Saturday, 19 August 2006

J. F. Borin, D. W. Skarecky, T. E. Ahlering
University of California, Irvine, Orange, USA

Introduction: We previously reported the benefit of meticulous apical dissection in reducing positive surgical margins (SM+) at the apex (Urology 64:1224, 2004). Herein we assess whether a more aggressive urethral transection will reduce positive margins and if reduced urethral length affects return to continence.

Method: All data was collected prospectively. A positive surgical margin was
defined by the presence of cancer cells with ink on them. Continence, defined as no pads, was assessed via validated questionnaires. Evaluation of 200
consecutive cases (group 1) revealed that 74% of surgical margins occurred at the apex. Concomitantly we assessed visual cues for urethral length which
demonstrated that even patients with very short urethral stumps requiring
perineal pressure during anastomosis had equivalent times to continence as those with long, accessible stumps. We altered the point of urethral transection to include 3-6 mm more of urethra. The SM+ rate and time to continence for the ensuing 100 cases (group 2) was tracked.
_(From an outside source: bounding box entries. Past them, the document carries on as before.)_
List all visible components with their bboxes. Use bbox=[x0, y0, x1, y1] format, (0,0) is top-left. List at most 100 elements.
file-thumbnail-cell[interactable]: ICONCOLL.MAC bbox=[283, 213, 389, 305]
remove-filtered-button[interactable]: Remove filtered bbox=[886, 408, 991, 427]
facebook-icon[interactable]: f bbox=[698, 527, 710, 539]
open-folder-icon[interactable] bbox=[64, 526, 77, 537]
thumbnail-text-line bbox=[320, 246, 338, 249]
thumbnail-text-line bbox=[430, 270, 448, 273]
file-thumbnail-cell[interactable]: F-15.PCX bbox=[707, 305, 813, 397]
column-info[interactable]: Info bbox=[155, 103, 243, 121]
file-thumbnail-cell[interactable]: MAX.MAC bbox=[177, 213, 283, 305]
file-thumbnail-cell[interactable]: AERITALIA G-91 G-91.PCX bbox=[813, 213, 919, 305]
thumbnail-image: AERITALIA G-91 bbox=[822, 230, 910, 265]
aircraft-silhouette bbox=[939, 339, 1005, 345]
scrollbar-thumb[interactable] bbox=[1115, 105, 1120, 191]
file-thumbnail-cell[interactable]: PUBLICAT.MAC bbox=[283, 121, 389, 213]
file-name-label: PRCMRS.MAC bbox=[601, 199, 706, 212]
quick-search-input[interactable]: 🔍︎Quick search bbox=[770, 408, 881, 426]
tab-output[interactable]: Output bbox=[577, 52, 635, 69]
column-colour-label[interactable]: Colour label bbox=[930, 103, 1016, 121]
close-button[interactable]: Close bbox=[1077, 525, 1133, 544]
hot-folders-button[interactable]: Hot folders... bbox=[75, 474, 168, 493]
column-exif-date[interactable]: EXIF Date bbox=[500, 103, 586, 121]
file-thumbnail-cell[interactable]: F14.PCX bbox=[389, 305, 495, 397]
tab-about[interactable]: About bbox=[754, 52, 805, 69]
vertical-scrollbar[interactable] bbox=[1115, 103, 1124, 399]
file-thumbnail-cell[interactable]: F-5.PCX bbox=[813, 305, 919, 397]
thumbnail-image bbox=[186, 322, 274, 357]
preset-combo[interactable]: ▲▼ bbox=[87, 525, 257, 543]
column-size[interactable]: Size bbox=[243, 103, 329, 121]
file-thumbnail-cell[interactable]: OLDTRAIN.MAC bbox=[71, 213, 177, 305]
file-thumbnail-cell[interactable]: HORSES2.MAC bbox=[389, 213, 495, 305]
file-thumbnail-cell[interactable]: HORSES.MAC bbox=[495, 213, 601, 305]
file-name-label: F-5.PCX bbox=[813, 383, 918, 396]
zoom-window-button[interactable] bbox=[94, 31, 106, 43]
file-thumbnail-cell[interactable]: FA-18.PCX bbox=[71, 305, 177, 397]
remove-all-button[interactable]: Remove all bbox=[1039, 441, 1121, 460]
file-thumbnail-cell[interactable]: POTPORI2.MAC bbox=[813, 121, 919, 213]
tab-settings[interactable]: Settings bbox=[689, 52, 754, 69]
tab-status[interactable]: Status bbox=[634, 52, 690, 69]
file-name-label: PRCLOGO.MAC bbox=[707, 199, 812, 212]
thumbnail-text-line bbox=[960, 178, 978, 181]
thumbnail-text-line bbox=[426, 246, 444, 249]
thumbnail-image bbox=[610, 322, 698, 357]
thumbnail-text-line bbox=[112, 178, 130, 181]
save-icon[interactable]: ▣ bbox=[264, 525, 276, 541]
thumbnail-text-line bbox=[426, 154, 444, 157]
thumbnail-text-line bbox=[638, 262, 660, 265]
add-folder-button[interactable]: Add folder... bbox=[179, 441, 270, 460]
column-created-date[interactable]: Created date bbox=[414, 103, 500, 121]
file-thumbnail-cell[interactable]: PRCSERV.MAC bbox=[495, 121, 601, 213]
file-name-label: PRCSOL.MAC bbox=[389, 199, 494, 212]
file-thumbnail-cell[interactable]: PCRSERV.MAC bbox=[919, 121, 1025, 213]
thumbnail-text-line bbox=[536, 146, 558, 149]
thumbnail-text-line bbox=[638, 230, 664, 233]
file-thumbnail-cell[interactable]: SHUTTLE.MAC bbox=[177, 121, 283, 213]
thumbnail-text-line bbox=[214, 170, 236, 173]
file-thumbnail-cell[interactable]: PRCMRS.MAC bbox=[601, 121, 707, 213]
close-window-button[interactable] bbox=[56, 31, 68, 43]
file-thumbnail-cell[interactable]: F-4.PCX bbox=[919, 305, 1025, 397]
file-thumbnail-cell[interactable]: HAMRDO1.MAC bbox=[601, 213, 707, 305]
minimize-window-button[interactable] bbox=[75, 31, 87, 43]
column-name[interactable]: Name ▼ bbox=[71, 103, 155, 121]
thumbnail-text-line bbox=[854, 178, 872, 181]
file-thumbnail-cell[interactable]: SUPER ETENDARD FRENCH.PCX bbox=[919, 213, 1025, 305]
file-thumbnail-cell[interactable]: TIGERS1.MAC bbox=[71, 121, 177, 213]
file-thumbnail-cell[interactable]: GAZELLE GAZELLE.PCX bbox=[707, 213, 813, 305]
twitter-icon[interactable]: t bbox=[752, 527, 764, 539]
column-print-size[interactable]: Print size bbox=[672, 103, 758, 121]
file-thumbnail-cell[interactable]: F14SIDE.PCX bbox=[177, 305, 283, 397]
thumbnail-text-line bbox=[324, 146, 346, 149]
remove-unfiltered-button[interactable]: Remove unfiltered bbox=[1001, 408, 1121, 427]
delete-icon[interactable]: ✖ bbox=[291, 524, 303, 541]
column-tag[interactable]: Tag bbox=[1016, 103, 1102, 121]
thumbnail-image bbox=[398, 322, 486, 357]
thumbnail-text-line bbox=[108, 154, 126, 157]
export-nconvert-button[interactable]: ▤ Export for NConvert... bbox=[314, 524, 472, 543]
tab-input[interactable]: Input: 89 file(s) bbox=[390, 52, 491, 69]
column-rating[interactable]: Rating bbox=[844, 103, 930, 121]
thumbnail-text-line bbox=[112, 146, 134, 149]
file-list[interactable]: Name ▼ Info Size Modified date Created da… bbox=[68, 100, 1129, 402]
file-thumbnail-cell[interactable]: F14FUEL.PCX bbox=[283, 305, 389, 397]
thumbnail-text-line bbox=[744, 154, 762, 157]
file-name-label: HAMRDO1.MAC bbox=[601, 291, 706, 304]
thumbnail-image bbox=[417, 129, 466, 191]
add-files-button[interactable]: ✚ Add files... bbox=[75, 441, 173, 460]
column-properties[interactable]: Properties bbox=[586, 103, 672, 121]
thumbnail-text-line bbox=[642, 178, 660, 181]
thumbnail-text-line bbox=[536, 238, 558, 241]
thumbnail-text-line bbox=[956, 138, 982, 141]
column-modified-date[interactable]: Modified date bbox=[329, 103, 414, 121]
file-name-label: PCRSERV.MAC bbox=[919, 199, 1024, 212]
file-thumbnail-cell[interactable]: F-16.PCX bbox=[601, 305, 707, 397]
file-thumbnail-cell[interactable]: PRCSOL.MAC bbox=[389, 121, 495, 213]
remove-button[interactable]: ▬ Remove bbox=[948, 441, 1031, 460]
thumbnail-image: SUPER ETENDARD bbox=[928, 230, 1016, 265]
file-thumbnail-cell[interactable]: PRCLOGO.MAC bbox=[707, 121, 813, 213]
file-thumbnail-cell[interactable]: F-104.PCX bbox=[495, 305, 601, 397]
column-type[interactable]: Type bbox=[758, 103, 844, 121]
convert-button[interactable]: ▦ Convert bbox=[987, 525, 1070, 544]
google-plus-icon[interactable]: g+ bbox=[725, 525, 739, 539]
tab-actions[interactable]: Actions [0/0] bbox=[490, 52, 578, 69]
Result: The overall SM+ for group 1 was 17.6% versus 6% for group 2
(p=0.006). In group 2 both pT2 and pT3/4 SM+ were reduced (7.3% vs. 2.4%
and 50% vs. 26.7% respectively, both p=0.14). Kaplan-Meier time to continence curves were not significantly different at 3 and 6 months with continence rates of 73% and 89% in group 1 vs. 61% and 95% for group 2.

Conclusion: A more aggressive urethral resection resulted in marked reduction in overall positive surgical margin rates without measurable change in time to continence or overall continence.